4. Al- Manzilah bain Al- Manzilatain
Imam Ibnu
Abil ‘Izz berkata : “Adapun manzilah bain manziltain menurut mereka
adalah pelaku dosa besar keluar dari iman dan tidak masuk dalam kekafiran.”
Menurut
ajaran ini, orang yang berdosa besa bukan kafir, sebagaimana disebutkan oleh
kaum Khawarij, dan bukan pula mu’min sebagaimana di katakan kaum Murji` ah, tetapi
fasik yang menduduki posisi antara mu’min dan kafir. Kata mukmin, dalam
pendapat Wasil, merupkan sifat baik dan nama pujian yang tak dapat diberikan
kepada fasik, dengan dosa besanya. Tetapi predikat kafir juga tidak dapat pula
diberikan kepadanya, karena di balik dosa besar ia masih mengucapkan shahadat
dan mengerjakan perbuatan baik. Orang serupa ini jika mati belum bertaubat,
akan kekal dalam neraka, hanya siksaan yang di terima lebih ringan dari siksaan
yang diterima kafir.
5. Amar Ma`ruf Nahi Munkar
Imam Ibnu
Abil ‘Izz berkata: ”adapun amar makruf nahi mungkar, mereka berkata: ” kita
wajib menyuruh orang selain kita untuk melaksanakan hal yang di perintahkan
kepada kita dan mewajibkan mereka dengan apa yang wajib kita kerjakan.” Diantara
kandungnnya adalah boleh memberontak dengan senjata melawan penguasa yang dholim.”
III
KESIMPULAN
Secara
harfiah Mu’tazilah adalah berasal dari I’tazala yang berarti berpisah.
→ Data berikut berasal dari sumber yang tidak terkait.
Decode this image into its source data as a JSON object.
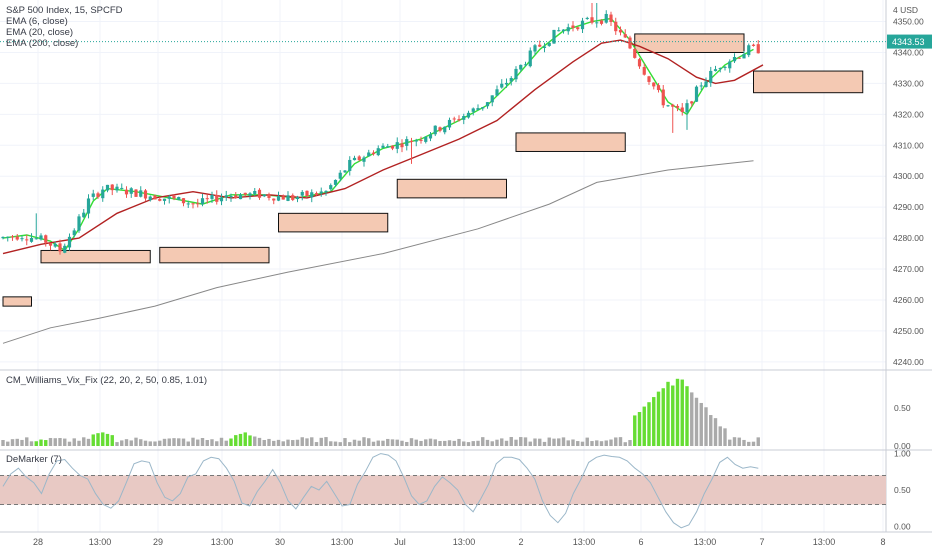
{
  "header": {
    "title": "S&P 500 Index, 15, SPCFD",
    "studies": [
      "EMA (6, close)",
      "EMA (20, close)",
      "EMA (200, close)"
    ],
    "currency": "USD"
  },
  "panes": {
    "vix_label": "CM_Williams_Vix_Fix (22, 20, 2, 50, 0.85, 1.01)",
    "demarker_label": "DeMarker (7)"
  },
  "colors": {
    "up": "#26a69a",
    "down": "#ef5350",
    "ema6": "#33dd33",
    "ema20": "#b22222",
    "ema200": "#888888",
    "box_fill": "#f4c9b3",
    "vix_green": "#66dd33",
    "vix_gray": "#aaaaaa",
    "dem_line": "#9bb7c9",
    "dem_band": "#e8c9c4"
  },
  "chart_data": [
    {
      "type": "candlestick",
      "title": "S&P 500 Index, 15, SPCFD",
      "x_ticks": [
        "28",
        "13:00",
        "29",
        "13:00",
        "30",
        "13:00",
        "Jul",
        "13:00",
        "2",
        "13:00",
        "6",
        "13:00",
        "7",
        "13:00",
        "8"
      ],
      "y_ticks": [
        4240,
        4250,
        4260,
        4270,
        4280,
        4290,
        4300,
        4310,
        4320,
        4330,
        4340,
        4350
      ],
      "ylim": [
        4238,
        4356
      ],
      "last_price": "4343.53",
      "series": [
        {
          "name": "EMA (6, close)",
          "points": [
            [
              0,
              4280
            ],
            [
              5,
              4281
            ],
            [
              10,
              4279
            ],
            [
              13,
              4276
            ],
            [
              16,
              4283
            ],
            [
              19,
              4292
            ],
            [
              22,
              4296
            ],
            [
              28,
              4295
            ],
            [
              35,
              4293
            ],
            [
              42,
              4291
            ],
            [
              48,
              4294
            ],
            [
              55,
              4294
            ],
            [
              62,
              4293
            ],
            [
              69,
              4295
            ],
            [
              74,
              4304
            ],
            [
              80,
              4309
            ],
            [
              88,
              4312
            ],
            [
              96,
              4318
            ],
            [
              102,
              4323
            ],
            [
              108,
              4332
            ],
            [
              113,
              4341
            ],
            [
              118,
              4347
            ],
            [
              124,
              4350
            ],
            [
              128,
              4351
            ],
            [
              132,
              4344
            ],
            [
              136,
              4334
            ],
            [
              140,
              4324
            ],
            [
              144,
              4320
            ],
            [
              148,
              4330
            ],
            [
              152,
              4336
            ],
            [
              158,
              4341
            ]
          ]
        },
        {
          "name": "EMA (20, close)",
          "points": [
            [
              0,
              4275
            ],
            [
              8,
              4278
            ],
            [
              16,
              4280
            ],
            [
              24,
              4288
            ],
            [
              32,
              4293
            ],
            [
              40,
              4295
            ],
            [
              48,
              4293
            ],
            [
              56,
              4294
            ],
            [
              64,
              4293
            ],
            [
              72,
              4296
            ],
            [
              80,
              4302
            ],
            [
              88,
              4307
            ],
            [
              96,
              4312
            ],
            [
              104,
              4318
            ],
            [
              112,
              4328
            ],
            [
              120,
              4337
            ],
            [
              126,
              4343
            ],
            [
              130,
              4344
            ],
            [
              134,
              4342
            ],
            [
              140,
              4338
            ],
            [
              146,
              4332
            ],
            [
              150,
              4330
            ],
            [
              154,
              4331
            ],
            [
              160,
              4336
            ]
          ]
        },
        {
          "name": "EMA (200, close)",
          "points": [
            [
              0,
              4246
            ],
            [
              10,
              4251
            ],
            [
              20,
              4254
            ],
            [
              32,
              4258
            ],
            [
              45,
              4264
            ],
            [
              60,
              4269
            ],
            [
              80,
              4275
            ],
            [
              100,
              4283
            ],
            [
              115,
              4291
            ],
            [
              125,
              4298
            ],
            [
              140,
              4302
            ],
            [
              158,
              4305
            ]
          ]
        }
      ],
      "zones": [
        {
          "bar": [
            0,
            6
          ],
          "price": [
            4258,
            4261
          ]
        },
        {
          "bar": [
            8,
            31
          ],
          "price": [
            4272,
            4276
          ]
        },
        {
          "bar": [
            33,
            56
          ],
          "price": [
            4272,
            4277
          ]
        },
        {
          "bar": [
            58,
            81
          ],
          "price": [
            4282,
            4288
          ]
        },
        {
          "bar": [
            83,
            106
          ],
          "price": [
            4293,
            4299
          ]
        },
        {
          "bar": [
            108,
            131
          ],
          "price": [
            4308,
            4314
          ]
        },
        {
          "bar": [
            133,
            156
          ],
          "price": [
            4340,
            4346
          ]
        },
        {
          "bar": [
            158,
            181
          ],
          "price": [
            4327,
            4334
          ]
        }
      ]
    },
    {
      "type": "bar",
      "title": "CM_Williams_Vix_Fix (22, 20, 2, 50, 0.85, 1.01)",
      "y_ticks": [
        0.0,
        0.5
      ],
      "ylim": [
        0,
        0.98
      ],
      "green_ranges": [
        [
          7,
          9
        ],
        [
          19,
          23
        ],
        [
          48,
          52
        ],
        [
          133,
          144
        ]
      ],
      "peaks": [
        [
          20,
          0.17
        ],
        [
          21,
          0.18
        ],
        [
          22,
          0.16
        ],
        [
          50,
          0.16
        ],
        [
          51,
          0.18
        ],
        [
          52,
          0.14
        ],
        [
          134,
          0.45
        ],
        [
          136,
          0.58
        ],
        [
          138,
          0.72
        ],
        [
          140,
          0.85
        ],
        [
          142,
          0.89
        ],
        [
          143,
          0.88
        ],
        [
          145,
          0.71
        ],
        [
          147,
          0.57
        ],
        [
          149,
          0.41
        ],
        [
          151,
          0.26
        ]
      ]
    },
    {
      "type": "line",
      "title": "DeMarker (7)",
      "y_ticks": [
        0.0,
        0.5,
        1.0
      ],
      "ylim": [
        -0.05,
        1.05
      ],
      "band": [
        0.3,
        0.7
      ],
      "values": [
        0.55,
        0.72,
        0.8,
        0.68,
        0.6,
        0.45,
        0.72,
        0.9,
        0.92,
        0.8,
        0.7,
        0.65,
        0.45,
        0.3,
        0.25,
        0.35,
        0.6,
        0.86,
        0.9,
        0.88,
        0.6,
        0.4,
        0.35,
        0.45,
        0.68,
        0.72,
        0.9,
        0.95,
        0.93,
        0.8,
        0.62,
        0.32,
        0.28,
        0.48,
        0.62,
        0.78,
        0.6,
        0.35,
        0.24,
        0.4,
        0.55,
        0.5,
        0.62,
        0.45,
        0.28,
        0.3,
        0.58,
        0.75,
        0.95,
        1.0,
        0.98,
        0.9,
        0.68,
        0.42,
        0.3,
        0.35,
        0.55,
        0.68,
        0.6,
        0.5,
        0.3,
        0.2,
        0.38,
        0.58,
        0.86,
        0.95,
        0.95,
        0.92,
        0.8,
        0.65,
        0.35,
        0.15,
        0.05,
        0.18,
        0.45,
        0.65,
        0.88,
        0.95,
        0.98,
        0.96,
        0.95,
        0.9,
        0.8,
        0.72,
        0.6,
        0.4,
        0.2,
        0.05,
        -0.02,
        0.02,
        0.2,
        0.45,
        0.65,
        0.88,
        0.95,
        0.85,
        0.8,
        0.82,
        0.8
      ]
    }
  ]
}
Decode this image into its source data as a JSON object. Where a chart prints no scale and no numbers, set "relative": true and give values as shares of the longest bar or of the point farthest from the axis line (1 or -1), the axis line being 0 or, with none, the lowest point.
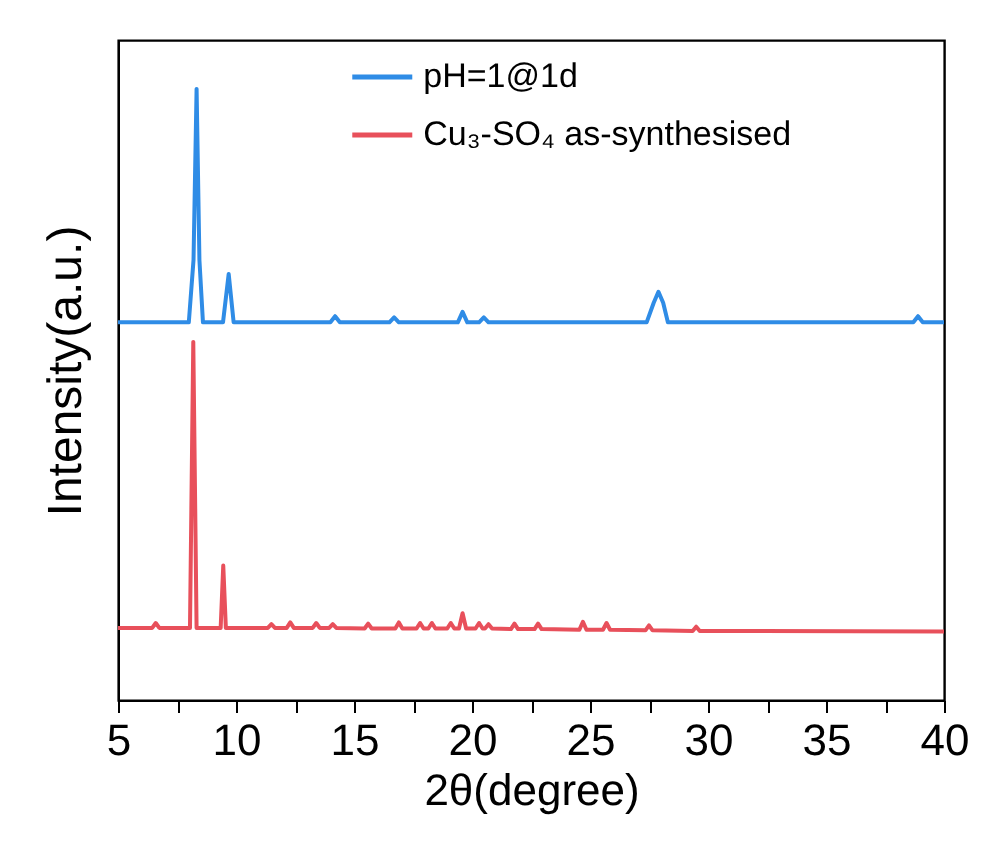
{
  "chart_data": {
    "type": "line",
    "relative": true,
    "xlabel": "2θ(degree)",
    "ylabel": "Intensity(a.u.)",
    "xlim": [
      5,
      40
    ],
    "xticks": [
      5,
      {
        "value": 7.5,
        "label": null
      },
      10,
      {
        "value": 12.5,
        "label": null
      },
      15,
      {
        "value": 17.5,
        "label": null
      },
      20,
      {
        "value": 22.5,
        "label": null
      },
      25,
      {
        "value": 27.5,
        "label": null
      },
      30,
      {
        "value": 32.5,
        "label": null
      },
      35,
      {
        "value": 37.5,
        "label": null
      },
      40
    ],
    "legend": "top",
    "series": [
      {
        "name": "pH=1@1d",
        "color": "#2f8ce6",
        "x": [
          5,
          8.0,
          8.2,
          8.33,
          8.45,
          8.6,
          9.45,
          9.69,
          9.9,
          14.0,
          14.2,
          14.4,
          16.5,
          16.7,
          16.9,
          19.4,
          19.6,
          19.8,
          20.3,
          20.5,
          20.7,
          27.4,
          27.7,
          27.9,
          28.1,
          28.3,
          38.7,
          38.9,
          39.1,
          40
        ],
        "values": [
          0.618,
          0.618,
          0.72,
          1,
          0.72,
          0.618,
          0.618,
          0.697,
          0.618,
          0.618,
          0.628,
          0.618,
          0.618,
          0.626,
          0.618,
          0.618,
          0.635,
          0.618,
          0.618,
          0.626,
          0.618,
          0.618,
          0.65,
          0.668,
          0.65,
          0.618,
          0.618,
          0.628,
          0.618,
          0.618
        ]
      },
      {
        "name": "Cu₃-SO₄ as-synthesised",
        "color": "#e8505b",
        "x": [
          5,
          6.45,
          6.6,
          6.75,
          8.05,
          8.19,
          8.33,
          9.35,
          9.46,
          9.57,
          11.35,
          11.5,
          11.65,
          12.15,
          12.3,
          12.45,
          13.25,
          13.4,
          13.55,
          13.95,
          14.1,
          14.25,
          15.45,
          15.6,
          15.75,
          16.75,
          16.9,
          17.05,
          17.65,
          17.8,
          17.95,
          18.15,
          18.3,
          18.45,
          18.95,
          19.1,
          19.25,
          19.45,
          19.6,
          19.75,
          20.15,
          20.3,
          20.45,
          20.55,
          20.7,
          20.85,
          21.65,
          21.8,
          21.95,
          22.65,
          22.8,
          22.95,
          24.55,
          24.7,
          24.85,
          25.55,
          25.7,
          25.85,
          27.35,
          27.5,
          27.65,
          29.35,
          29.5,
          29.65,
          40
        ],
        "values": [
          0.118,
          0.118,
          0.126,
          0.118,
          0.118,
          0.586,
          0.118,
          0.118,
          0.22,
          0.118,
          0.118,
          0.124,
          0.118,
          0.118,
          0.127,
          0.118,
          0.118,
          0.126,
          0.118,
          0.118,
          0.124,
          0.118,
          0.117,
          0.125,
          0.117,
          0.117,
          0.127,
          0.117,
          0.117,
          0.126,
          0.117,
          0.117,
          0.126,
          0.117,
          0.117,
          0.126,
          0.117,
          0.117,
          0.142,
          0.117,
          0.117,
          0.126,
          0.117,
          0.117,
          0.124,
          0.117,
          0.116,
          0.125,
          0.116,
          0.116,
          0.125,
          0.116,
          0.115,
          0.128,
          0.115,
          0.115,
          0.126,
          0.115,
          0.114,
          0.122,
          0.114,
          0.113,
          0.12,
          0.113,
          0.112
        ]
      }
    ]
  }
}
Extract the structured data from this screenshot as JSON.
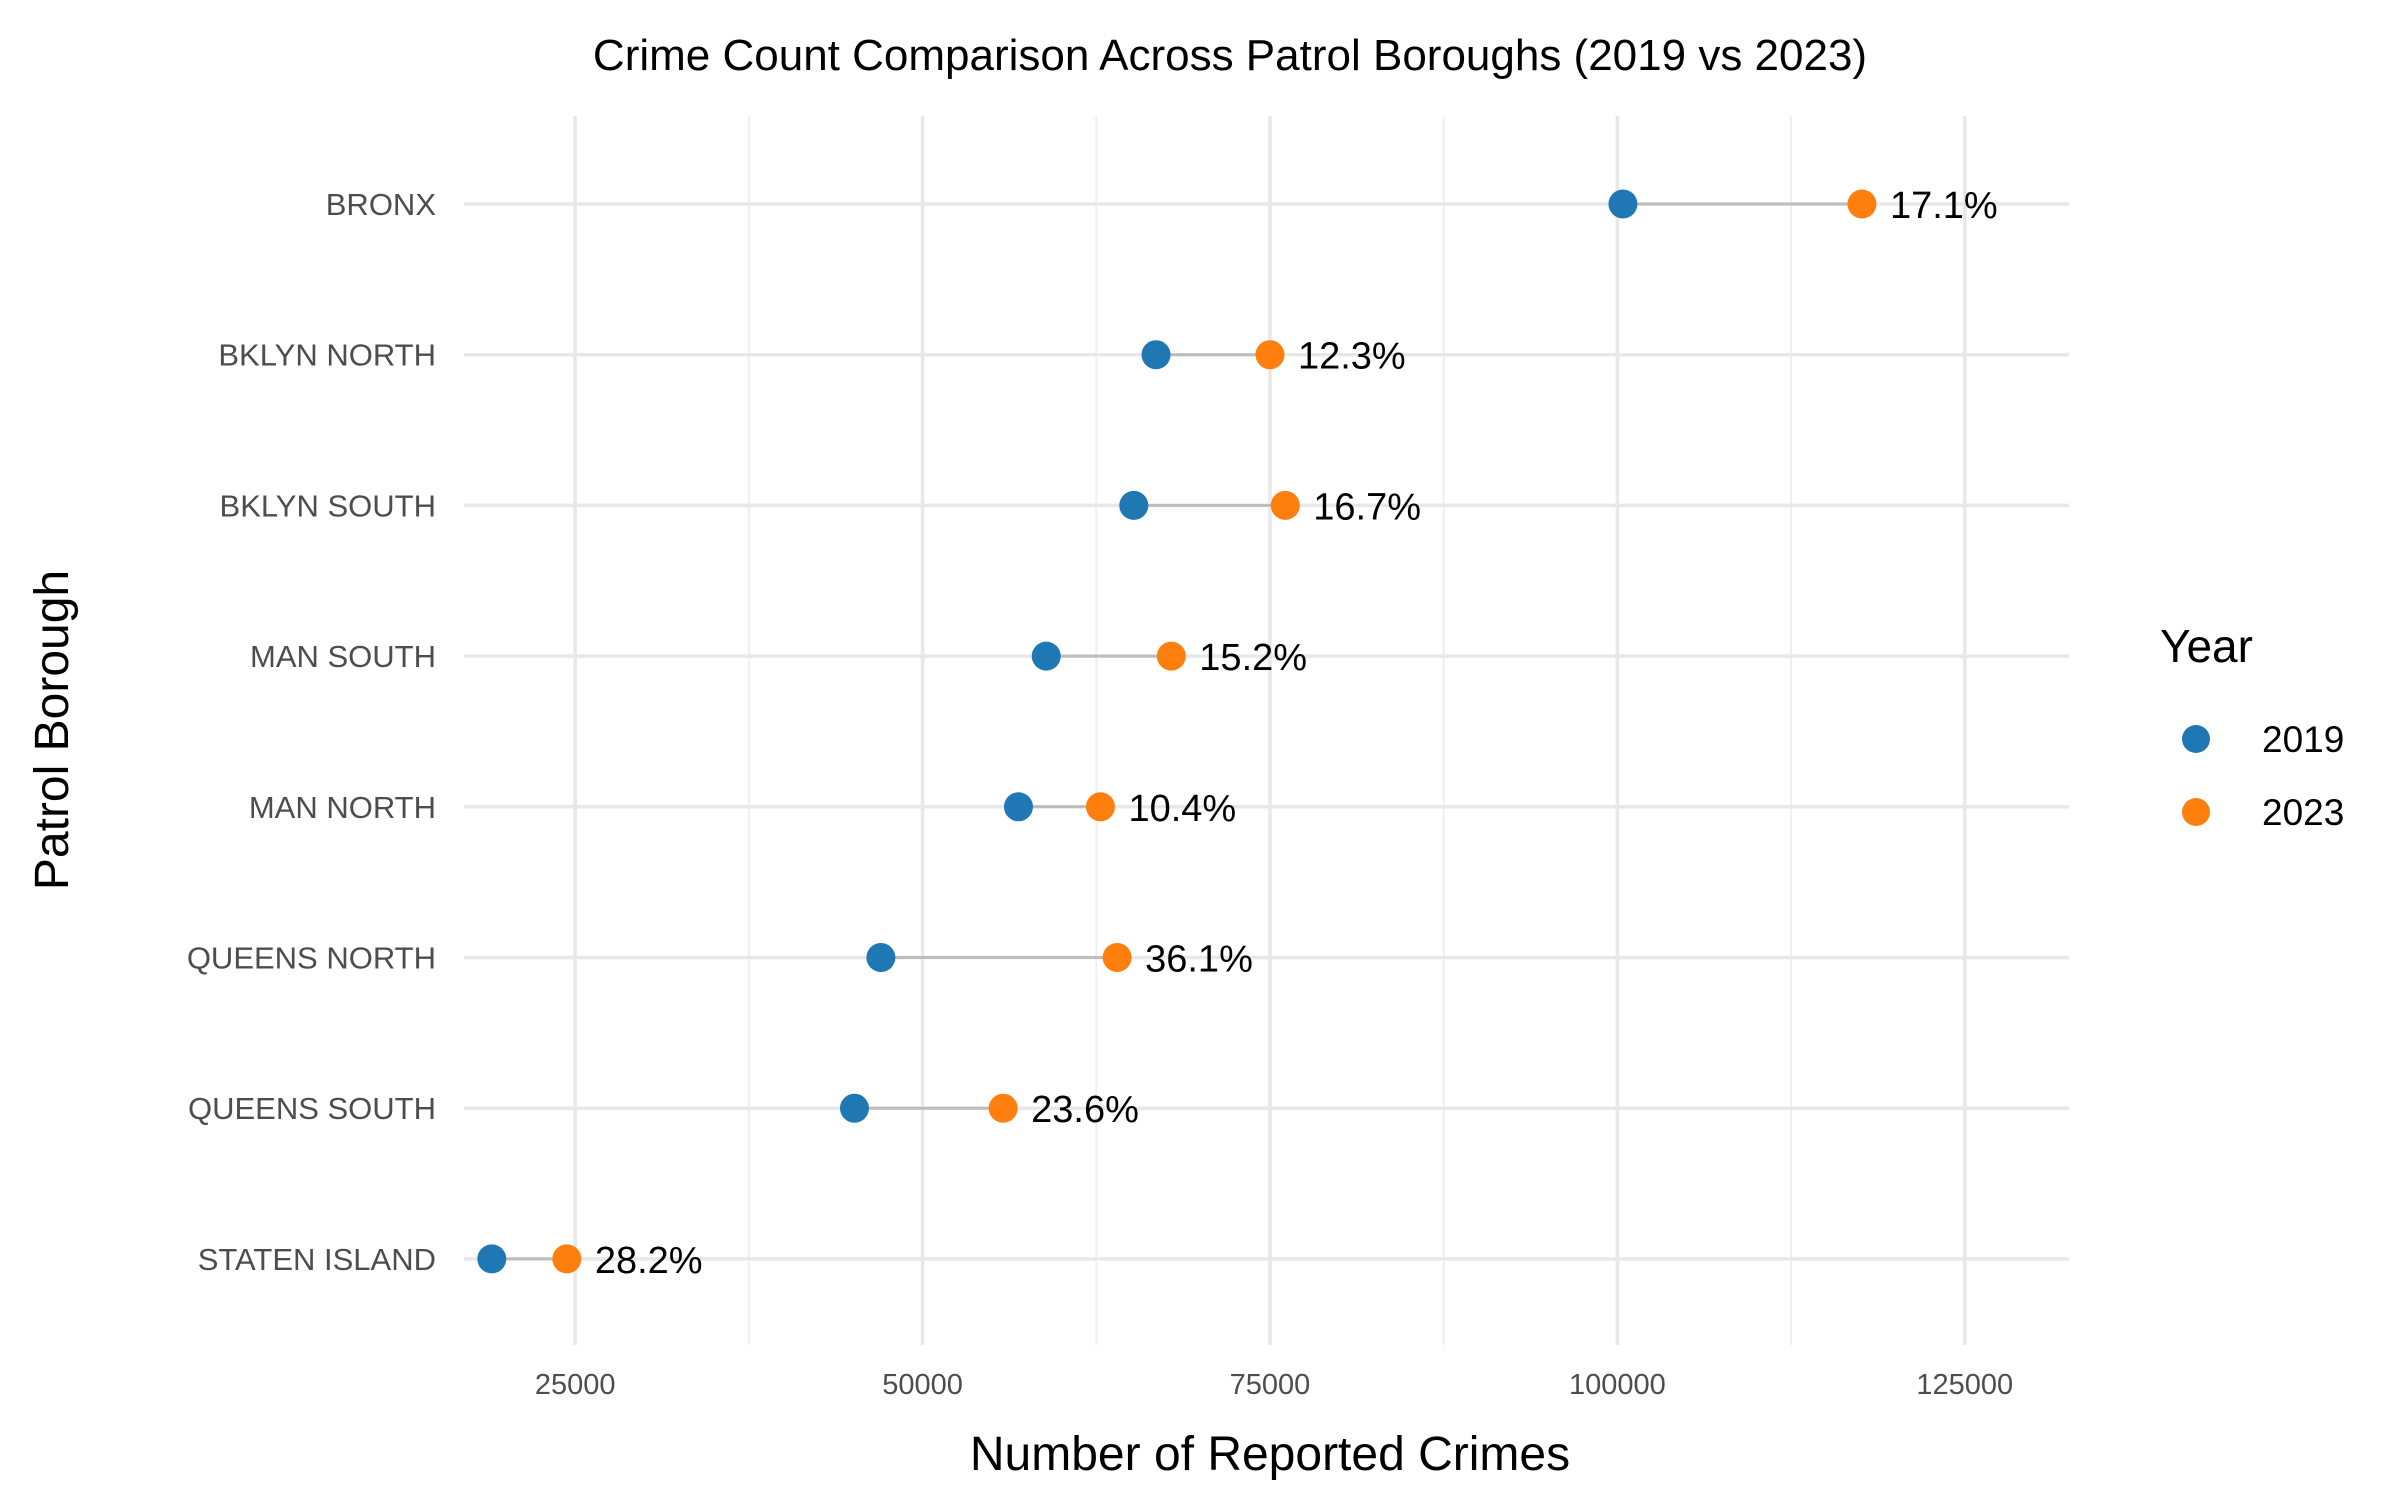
{
  "chart_data": {
    "type": "dumbbell",
    "title": "Crime Count Comparison Across Patrol Boroughs (2019 vs 2023)",
    "xlabel": "Number of Reported Crimes",
    "ylabel": "Patrol Borough",
    "xlim": [
      17000,
      132500
    ],
    "xticks": [
      25000,
      50000,
      75000,
      100000,
      125000
    ],
    "grid": true,
    "legend": {
      "title": "Year",
      "placement": "right",
      "entries": [
        "2019",
        "2023"
      ]
    },
    "colors": {
      "2019": "#1f77b4",
      "2023": "#ff7f0e",
      "segment": "#bdbdbd"
    },
    "categories": [
      "BRONX",
      "BKLYN NORTH",
      "BKLYN SOUTH",
      "MAN SOUTH",
      "MAN NORTH",
      "QUEENS NORTH",
      "QUEENS SOUTH",
      "STATEN ISLAND"
    ],
    "series": [
      {
        "name": "2019",
        "values": [
          100400,
          66800,
          65200,
          58900,
          56900,
          47000,
          45100,
          19000
        ]
      },
      {
        "name": "2023",
        "values": [
          117600,
          75000,
          76100,
          67900,
          62800,
          64000,
          55800,
          24400
        ]
      }
    ],
    "labels": [
      "17.1%",
      "12.3%",
      "16.7%",
      "15.2%",
      "10.4%",
      "36.1%",
      "23.6%",
      "28.2%"
    ]
  }
}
Aliran
Mu’tazilah (memisahkan diri) muncul di basra, irak pada abad 2 H. Kelahirannya
bermula dari tindakan Wasil bin Atha (700-750 M) berpisah dari gurunya Imam
Hasan Al-Bashri karena perbedaan pendapat. Wasil bin Atha berpendapat bahwa
muslim berdosa besar bukan kafir yang berarti ia fasiq.
Semua
aliran teologi dalam Islam, baik Asy’ ariah, Matudiniah dan Mu’tazilah
sama-sama mempergunakan akal dalam menyelesaikan persoalan teologi yang timbul
di kalangan umat Islam. Perbedaan aliran-aliran itu ialah perbedaan dalam
derajat kekuatan yang diberikan kepada akal. Mu’ tazilah berpendapat bahwa akal
mempunyai daya yang kuat, Asy’ ariah sebaliknya berpendapat bahwa akal mempunyai
daya yang lemah.
Semua aliran
berpegang kepada wahyu. Perbedaan yang terdapat antara aliraran-aliran itu
hanyalah perbedaan dalam interpretasi mengenai teks ayat-ayat al-Qur’an dan
Hadits. Perbedaan interpretasi itu yang menimbulkan aliran-aliran yang
berlainan dan melahirkan mazhab Hanafi, mazhab Maliki, mazhab Syafi’ i dan
mazhab Hambali.
Pada hakikatnya
semua aliran tersebut tidak keluar dari Islam, tetapi tetap dalam Islam. Dengan
demikian tiap orang Islam bebas memilih salah satu dari aliran-aliran teologi
tersebut, yaitu aliran mana yang sesuai dengan jiwa dan pendapatnya. Nabi
Muhammad SAW : “Perbedaan paham dikalangan umatku membawa rahmat.”
IV
DAFTAR
PUSTAKA
1.
DR.
Abdul Rozak,M.Ag. dan DR. Rosihon Anwar,M.Ag. Ilmu Kalam, Pustaka Setia, Bandung.
2.
Harun
Nasution. Teologi Islam, Penerbit Universitas Indonesia, 2008.